Dr. Prasad is analyzing data collected in the National Longitudinal Survey of Children and Youth (NLSCY). The survey, which was run by Statistics Canada, has gathered information on many social and medical factors that affect children’s health in Canada. The NLSCY involved collecting data from a sample of 25,000 children ages 0-11 years, with each participant being surveyed every 2 years for a total of eight cycles (from 1994 to 2009).


Dr. Prasad has been interested in looking at how many children with epilepsy have other neurological conditions (such as cerebral palsy, learning disability, intellectual disability, emotional conditions) and how well children with epilepsy perform on standardized tests examining their academic ability when starting school.


Dr. Prasad and his colleagues found that 10.03% of children with epilepsy had at least one other neurological condition, 23.57% had two other neurological conditions, and 9.53% had three or more. This means that nearly half (43.13%) of the children with epilepsy had at least one other neurological disorder.

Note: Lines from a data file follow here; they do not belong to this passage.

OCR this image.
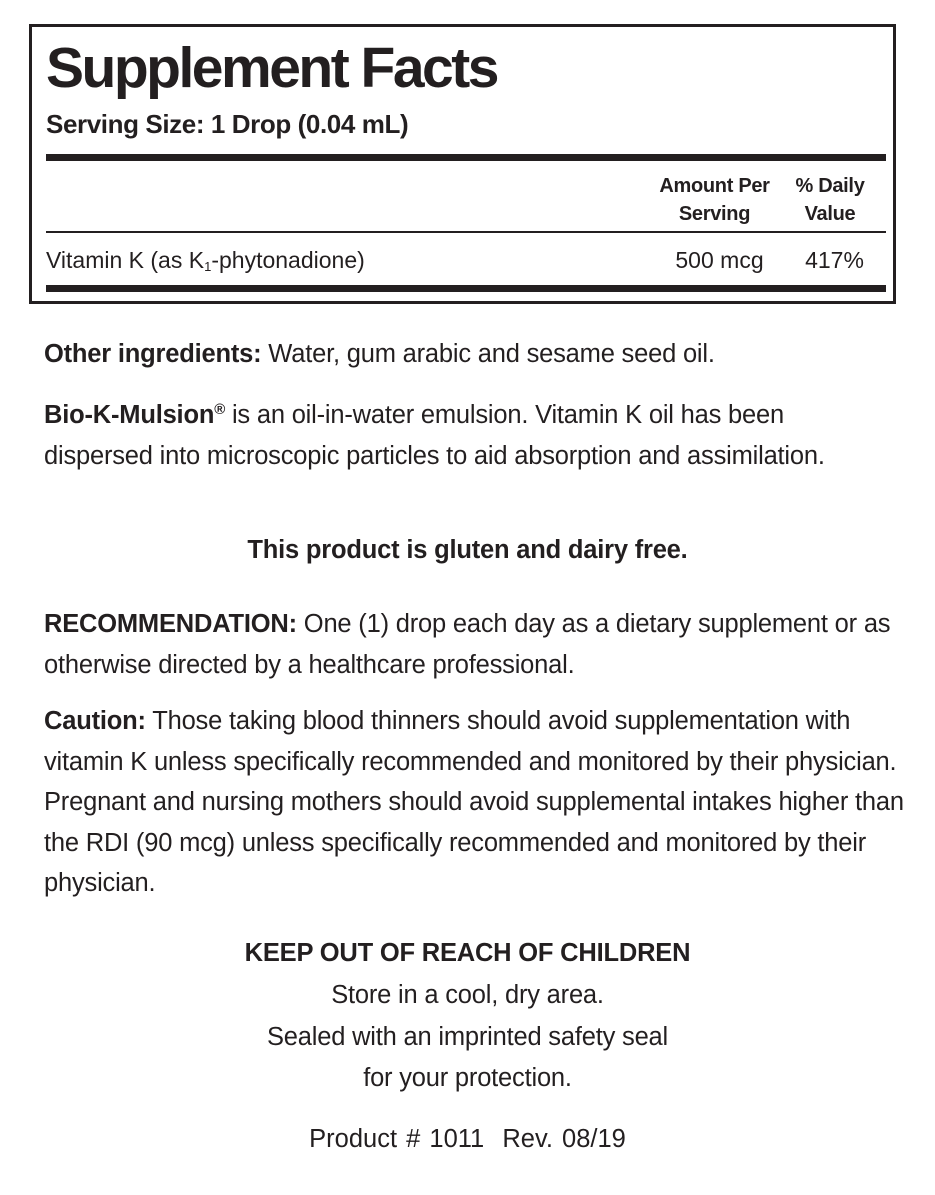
Supplement Facts
Serving Size: 1 Drop (0.04 mL)
Amount Per
Serving
% Daily
Value
Vitamin K (as $K_1-phytonadione$)	500 mcg	417%

Other ingredients: Water, gum arabic and sesame seed oil.

Bio-K-Mulsion® is an oil-in-water emulsion. Vitamin K oil has been dispersed into microscopic particles to aid absorption and assimilation.

This product is gluten and dairy free.

RECOMMENDATION: One (1) drop each day as a dietary supplement or as otherwise directed by a healthcare professional.

Caution: Those taking blood thinners should avoid supplementation with vitamin K unless specifically recommended and monitored by their physician. Pregnant and nursing mothers should avoid supplemental intakes higher than the RDI (90 mcg) unless specifically recommended and monitored by their physician.

KEEP OUT OF REACH OF CHILDREN
Store in a cool, dry area.
Sealed with an imprinted safety seal
for your protection.
Product # 1011  Rev. 08/19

In addition, Dr. Prasad found that children with epilepsy had a lower level of academic achievement on school readiness tests relative to their peers. Scores were likely to be lower than their peers when children had epilepsy and additional health conditions.


Dr. Prasad’s research has highlighted an important issue. Children with epilepsy – particularly with other neurological conditions – may need additional supports and educational interventions within the school system to enhance their academic success. This research demonstrates the need for the school system to give more time and resources to supporting children with epilepsy and other neurological conditions.